Akhir pekan yang lalu ada Andre, tetangga dari Pontianak yang sekaligus teman sedari kecil saya, main ke rumah. Ia ada pekerjaan di bandara Soekarno Hatta, selama lebih kurang 4 minggu. Kehabisan ide dan suntuk, akhirnya kami memutuskan untuk sekadar cuci mata di IKEA Alam Sutera, yang baru saja buka tengah bulan ini.
IKEA memang bagus, salah satu contoh kesuksesan yang, menurut Simon Sinek, dimulai dari "Start with Why". Di mana-mana tertempel pertanyaan-pertanyaan seperti, "Why do our designers create the price tag first?

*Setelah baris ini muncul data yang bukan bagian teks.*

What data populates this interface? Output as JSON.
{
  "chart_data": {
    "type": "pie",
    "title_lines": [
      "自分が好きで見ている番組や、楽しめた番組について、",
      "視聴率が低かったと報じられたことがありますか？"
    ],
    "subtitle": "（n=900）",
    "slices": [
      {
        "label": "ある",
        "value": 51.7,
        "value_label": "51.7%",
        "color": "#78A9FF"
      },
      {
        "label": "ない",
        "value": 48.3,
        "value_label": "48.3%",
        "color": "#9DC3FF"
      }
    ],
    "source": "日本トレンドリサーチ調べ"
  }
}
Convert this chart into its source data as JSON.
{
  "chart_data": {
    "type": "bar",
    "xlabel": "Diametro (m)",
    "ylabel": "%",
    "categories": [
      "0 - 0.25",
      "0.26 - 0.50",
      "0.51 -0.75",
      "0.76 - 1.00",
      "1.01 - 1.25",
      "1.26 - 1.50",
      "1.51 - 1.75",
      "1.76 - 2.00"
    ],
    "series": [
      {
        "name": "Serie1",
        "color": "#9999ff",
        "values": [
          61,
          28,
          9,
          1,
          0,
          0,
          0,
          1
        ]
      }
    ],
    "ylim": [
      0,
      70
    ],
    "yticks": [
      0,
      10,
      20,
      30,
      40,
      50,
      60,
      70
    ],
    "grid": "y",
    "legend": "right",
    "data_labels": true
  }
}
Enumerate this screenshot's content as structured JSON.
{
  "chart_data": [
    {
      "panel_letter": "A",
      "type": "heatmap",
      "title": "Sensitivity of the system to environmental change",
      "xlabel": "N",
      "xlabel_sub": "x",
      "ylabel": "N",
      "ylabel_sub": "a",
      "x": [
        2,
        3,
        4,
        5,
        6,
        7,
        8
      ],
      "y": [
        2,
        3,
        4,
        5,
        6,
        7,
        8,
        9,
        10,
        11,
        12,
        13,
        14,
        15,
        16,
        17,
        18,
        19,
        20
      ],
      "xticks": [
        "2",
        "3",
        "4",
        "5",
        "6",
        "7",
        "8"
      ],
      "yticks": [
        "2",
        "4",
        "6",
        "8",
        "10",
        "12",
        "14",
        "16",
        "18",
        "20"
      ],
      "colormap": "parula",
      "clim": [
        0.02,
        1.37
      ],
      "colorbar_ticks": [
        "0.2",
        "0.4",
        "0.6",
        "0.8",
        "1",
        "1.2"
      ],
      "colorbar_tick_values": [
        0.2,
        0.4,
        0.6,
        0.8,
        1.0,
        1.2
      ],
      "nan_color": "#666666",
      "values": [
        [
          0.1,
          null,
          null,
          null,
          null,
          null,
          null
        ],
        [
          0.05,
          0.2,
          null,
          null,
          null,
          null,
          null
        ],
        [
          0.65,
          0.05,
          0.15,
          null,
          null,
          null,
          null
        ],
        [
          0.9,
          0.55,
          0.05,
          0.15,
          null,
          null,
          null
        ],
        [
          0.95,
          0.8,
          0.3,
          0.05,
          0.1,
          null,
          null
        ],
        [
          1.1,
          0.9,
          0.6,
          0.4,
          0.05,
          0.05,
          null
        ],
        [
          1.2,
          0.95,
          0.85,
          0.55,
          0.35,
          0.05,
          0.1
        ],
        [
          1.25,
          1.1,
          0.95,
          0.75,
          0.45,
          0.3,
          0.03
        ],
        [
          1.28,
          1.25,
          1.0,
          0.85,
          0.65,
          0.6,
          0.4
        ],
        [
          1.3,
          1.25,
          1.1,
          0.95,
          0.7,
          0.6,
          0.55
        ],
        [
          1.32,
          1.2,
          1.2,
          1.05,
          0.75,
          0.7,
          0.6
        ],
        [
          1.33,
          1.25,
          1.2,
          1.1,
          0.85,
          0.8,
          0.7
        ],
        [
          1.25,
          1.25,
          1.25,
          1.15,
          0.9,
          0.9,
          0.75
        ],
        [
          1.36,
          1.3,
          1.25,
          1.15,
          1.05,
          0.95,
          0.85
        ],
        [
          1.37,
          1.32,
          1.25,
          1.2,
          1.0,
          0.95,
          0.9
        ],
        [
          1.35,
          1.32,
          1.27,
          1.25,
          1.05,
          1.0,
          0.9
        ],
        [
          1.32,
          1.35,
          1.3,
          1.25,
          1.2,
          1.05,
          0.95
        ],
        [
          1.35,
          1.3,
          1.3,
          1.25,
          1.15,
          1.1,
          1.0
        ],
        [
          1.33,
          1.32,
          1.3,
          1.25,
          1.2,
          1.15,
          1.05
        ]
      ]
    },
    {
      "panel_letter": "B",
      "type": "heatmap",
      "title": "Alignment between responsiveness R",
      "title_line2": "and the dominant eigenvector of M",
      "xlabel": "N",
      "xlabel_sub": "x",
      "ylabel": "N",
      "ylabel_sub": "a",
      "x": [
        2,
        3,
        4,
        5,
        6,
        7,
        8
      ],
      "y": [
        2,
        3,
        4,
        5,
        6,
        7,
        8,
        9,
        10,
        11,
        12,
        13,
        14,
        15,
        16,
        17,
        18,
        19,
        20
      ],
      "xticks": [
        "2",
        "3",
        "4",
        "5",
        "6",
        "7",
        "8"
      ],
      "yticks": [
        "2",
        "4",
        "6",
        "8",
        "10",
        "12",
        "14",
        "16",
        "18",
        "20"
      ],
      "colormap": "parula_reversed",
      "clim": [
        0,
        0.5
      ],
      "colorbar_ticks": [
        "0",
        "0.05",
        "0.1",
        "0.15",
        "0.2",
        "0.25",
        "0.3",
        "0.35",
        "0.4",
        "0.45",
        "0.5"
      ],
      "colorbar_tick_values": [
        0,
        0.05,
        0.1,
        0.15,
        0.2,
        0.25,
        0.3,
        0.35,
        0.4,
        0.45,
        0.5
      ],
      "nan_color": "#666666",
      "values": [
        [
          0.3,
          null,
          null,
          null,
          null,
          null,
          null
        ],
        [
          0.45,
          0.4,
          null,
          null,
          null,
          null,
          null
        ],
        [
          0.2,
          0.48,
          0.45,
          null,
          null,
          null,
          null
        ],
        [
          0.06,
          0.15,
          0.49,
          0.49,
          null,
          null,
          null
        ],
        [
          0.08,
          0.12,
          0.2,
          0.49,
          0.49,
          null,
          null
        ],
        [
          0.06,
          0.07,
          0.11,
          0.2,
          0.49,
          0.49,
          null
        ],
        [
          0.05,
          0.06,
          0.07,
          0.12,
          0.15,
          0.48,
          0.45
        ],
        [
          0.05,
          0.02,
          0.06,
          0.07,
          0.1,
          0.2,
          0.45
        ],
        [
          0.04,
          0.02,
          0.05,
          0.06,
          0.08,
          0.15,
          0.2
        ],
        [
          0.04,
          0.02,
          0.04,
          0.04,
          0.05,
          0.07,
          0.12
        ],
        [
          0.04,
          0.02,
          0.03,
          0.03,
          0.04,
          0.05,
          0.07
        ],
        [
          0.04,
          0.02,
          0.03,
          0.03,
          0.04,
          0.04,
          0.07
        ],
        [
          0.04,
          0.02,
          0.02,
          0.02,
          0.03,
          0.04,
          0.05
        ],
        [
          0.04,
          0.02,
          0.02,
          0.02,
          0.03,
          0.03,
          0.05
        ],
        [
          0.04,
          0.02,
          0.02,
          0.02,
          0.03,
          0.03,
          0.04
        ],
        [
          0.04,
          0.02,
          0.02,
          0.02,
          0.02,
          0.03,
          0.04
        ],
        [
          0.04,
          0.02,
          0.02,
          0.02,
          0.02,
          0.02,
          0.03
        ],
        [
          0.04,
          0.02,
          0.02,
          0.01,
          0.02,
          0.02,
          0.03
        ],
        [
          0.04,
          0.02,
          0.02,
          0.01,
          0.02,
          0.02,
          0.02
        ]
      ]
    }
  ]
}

At IKEA, our designers' main concern is to make good quality furniture at a price that is affordable. - That's why"
Di showroom yang luasnya bikin kaki pegal, Andre sempat nyeletuk begini.
Memang betul Mas, kalau terus-terusan di Pontianak kita tidak bisa majuSeketika saya teringat KTP yang, kalau pegawai kecamatan Tangerang beneran rajin, akan jadi 7 hari lagi. Tak lama lagi saya akan resmi menjadi penduduk Banten. Bayar pajak, iuran, pungli, apapun namanya, ke Banten. Hampir tak ada ikatan emosional lagi dengan kampung kelahiran. Hampir tak ada. Saya, lambat laun, telah hijrah.
Ini sesuai dengan filosofi (cie filosofi cie) muhajirin.net, bahwa sudah memang fitrahnya kita ini hijrah. Hijrah adalah keniscayaan, mau tak mau, suka atau benci. Pertanyaan yang harus kita tanyakan selalu pada wajah yang kita amati setiap hari di cermin adalah, apakah kondisi kita saat ini adalah kondisi paling ideal untuk mengembangkan diri? Ataukah ada tempat lain yang bisa memberi nilai lebih?
Apakah kita tetap tinggal, ataukah kita harus hijrah? Sanggupkah kita membanting setir kencang-kencang, mengubah arah kapal, atau melebarkan sayap demi berada di lapisan langit yang lebih tinggi? Bukankah selalu saja ada tempat lain yang lebih baik?